W.I.S.H. Post – June 17, 2020

Read: Genesis 3:1-5 “Now the serpent was more crafty than any other wild animal that the LORD God had made. He said to the woman, “Did God say, ‘You shall not eat from any tree in the garden’?” The woman said to the serpent, “We may eat of the fruit of the trees in the garden; but God said, ‘You shall not eat of the fruit of the tree that is in the middle of the garden, nor shall you touch it, or you shall die.’” But the serpent said to the woman, “You will not die; for God knows that when you eat of it your eyes will be opened, and you will be like God, knowing good and evil.”

In a few weeks our country will celebrate Independence Day. The 1776 American Revolution was needed because power corrupts. The hunger for power is the original sin, it is that temptation to “be like God”. Representative government is a brilliant way of governing. But democracy is not perfect. Winston Churchill famously said, “Democracy is the worst form of government, except for all the others.”

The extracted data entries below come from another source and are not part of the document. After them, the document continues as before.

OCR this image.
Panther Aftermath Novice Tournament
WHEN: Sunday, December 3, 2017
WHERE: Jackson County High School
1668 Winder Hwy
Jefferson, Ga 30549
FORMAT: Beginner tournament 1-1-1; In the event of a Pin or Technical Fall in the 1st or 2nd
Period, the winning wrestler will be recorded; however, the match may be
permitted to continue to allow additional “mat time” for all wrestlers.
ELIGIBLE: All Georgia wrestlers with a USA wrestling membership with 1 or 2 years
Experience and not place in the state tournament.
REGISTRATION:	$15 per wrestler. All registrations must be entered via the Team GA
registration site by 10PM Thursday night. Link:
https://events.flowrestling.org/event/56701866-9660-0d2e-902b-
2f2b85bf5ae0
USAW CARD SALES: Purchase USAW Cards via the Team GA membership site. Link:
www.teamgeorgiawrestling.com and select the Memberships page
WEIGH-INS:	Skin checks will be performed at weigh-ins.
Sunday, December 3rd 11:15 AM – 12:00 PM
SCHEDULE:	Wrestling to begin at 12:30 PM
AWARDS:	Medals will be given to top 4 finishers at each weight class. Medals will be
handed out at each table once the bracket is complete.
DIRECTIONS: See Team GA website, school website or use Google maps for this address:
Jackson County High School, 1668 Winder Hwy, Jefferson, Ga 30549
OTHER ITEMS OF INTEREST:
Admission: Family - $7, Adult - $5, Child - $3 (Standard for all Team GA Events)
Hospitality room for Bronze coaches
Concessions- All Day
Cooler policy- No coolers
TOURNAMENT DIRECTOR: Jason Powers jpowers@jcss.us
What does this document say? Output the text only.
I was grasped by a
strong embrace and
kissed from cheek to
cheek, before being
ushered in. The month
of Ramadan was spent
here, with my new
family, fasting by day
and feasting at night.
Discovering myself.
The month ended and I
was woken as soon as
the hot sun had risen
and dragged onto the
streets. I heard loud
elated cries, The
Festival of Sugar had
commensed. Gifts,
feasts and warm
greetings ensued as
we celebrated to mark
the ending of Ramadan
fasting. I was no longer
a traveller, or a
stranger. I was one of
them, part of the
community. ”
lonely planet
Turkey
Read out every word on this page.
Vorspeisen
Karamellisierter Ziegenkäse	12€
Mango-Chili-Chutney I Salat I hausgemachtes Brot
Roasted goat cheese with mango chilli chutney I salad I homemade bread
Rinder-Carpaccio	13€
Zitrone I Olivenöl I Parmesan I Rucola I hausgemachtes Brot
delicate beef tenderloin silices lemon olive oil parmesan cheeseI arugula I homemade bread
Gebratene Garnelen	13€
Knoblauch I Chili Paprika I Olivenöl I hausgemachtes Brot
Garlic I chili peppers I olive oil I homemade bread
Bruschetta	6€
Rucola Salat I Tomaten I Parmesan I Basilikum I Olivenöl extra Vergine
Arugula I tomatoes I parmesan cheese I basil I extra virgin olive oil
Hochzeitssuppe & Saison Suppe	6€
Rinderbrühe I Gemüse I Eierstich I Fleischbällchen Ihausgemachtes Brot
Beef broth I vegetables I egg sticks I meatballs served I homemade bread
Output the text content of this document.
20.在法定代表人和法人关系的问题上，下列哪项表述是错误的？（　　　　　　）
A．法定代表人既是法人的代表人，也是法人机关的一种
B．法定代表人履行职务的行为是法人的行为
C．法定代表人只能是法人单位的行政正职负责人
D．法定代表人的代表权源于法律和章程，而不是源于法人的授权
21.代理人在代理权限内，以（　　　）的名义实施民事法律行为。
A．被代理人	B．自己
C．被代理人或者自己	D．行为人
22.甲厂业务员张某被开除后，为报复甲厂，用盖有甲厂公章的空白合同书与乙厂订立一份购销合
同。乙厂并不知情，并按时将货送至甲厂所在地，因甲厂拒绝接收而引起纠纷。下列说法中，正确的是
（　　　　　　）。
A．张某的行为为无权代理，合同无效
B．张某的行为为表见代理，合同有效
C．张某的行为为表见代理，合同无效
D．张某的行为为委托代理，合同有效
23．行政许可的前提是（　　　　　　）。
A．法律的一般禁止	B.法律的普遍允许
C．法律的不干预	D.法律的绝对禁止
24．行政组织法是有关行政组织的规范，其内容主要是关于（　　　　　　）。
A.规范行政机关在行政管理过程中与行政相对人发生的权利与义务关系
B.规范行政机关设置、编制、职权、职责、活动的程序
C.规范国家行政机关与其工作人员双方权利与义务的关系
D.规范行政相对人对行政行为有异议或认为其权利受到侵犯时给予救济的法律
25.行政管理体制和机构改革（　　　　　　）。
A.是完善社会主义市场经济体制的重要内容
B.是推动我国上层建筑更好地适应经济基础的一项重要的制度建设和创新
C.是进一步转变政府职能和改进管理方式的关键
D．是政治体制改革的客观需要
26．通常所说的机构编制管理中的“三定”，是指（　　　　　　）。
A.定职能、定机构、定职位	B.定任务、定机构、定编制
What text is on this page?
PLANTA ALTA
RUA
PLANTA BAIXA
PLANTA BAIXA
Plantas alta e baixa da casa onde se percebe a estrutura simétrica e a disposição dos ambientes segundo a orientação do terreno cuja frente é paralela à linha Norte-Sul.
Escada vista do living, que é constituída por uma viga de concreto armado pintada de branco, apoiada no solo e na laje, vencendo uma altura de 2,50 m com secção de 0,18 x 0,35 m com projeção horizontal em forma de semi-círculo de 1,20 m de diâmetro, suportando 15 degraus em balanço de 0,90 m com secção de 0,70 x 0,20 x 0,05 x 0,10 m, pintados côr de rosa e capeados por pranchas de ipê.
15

There is a dilemma. Power corrupts, but authorities are necessary. Our founders built into the new system checks and balances, accountability, and constructed it on the principle of shared power and authority granted by the people. The same principles apply to leadership and authority. It begins with accountability. A leader may be called by God, i.e. King David was chosen by God, but accountability (the prophet Nathan) was still needed. No one is exempt. In the light of several recent police shootings our nation has been forced to examine the authority and accountability that police have on our streets. Has the use of force been abused and the use of de-escalation methods been neglected? Do police need additional training to understand their roles as “public safety officers”, “public servants”, and “peace officers” as much as “law enforcement” with permission to use deadly force?

Beyond accountability, Jesus taught the principle of “servant leadership”. His answer to the problem that power corrupts is to pair leadership and servanthood together. It’s a great model for a system seeking to resist the temptation of the original sin: wanting to “be like God”, and wanting power, prestige, authority, and control over others. Servant leadership is a model that stands in contrast to the seduction of power. Mark 9:35 recounts, “Sitting down, Jesus called the Twelve and said, “Anyone who wants to be first must be the very last, and the servant of all.”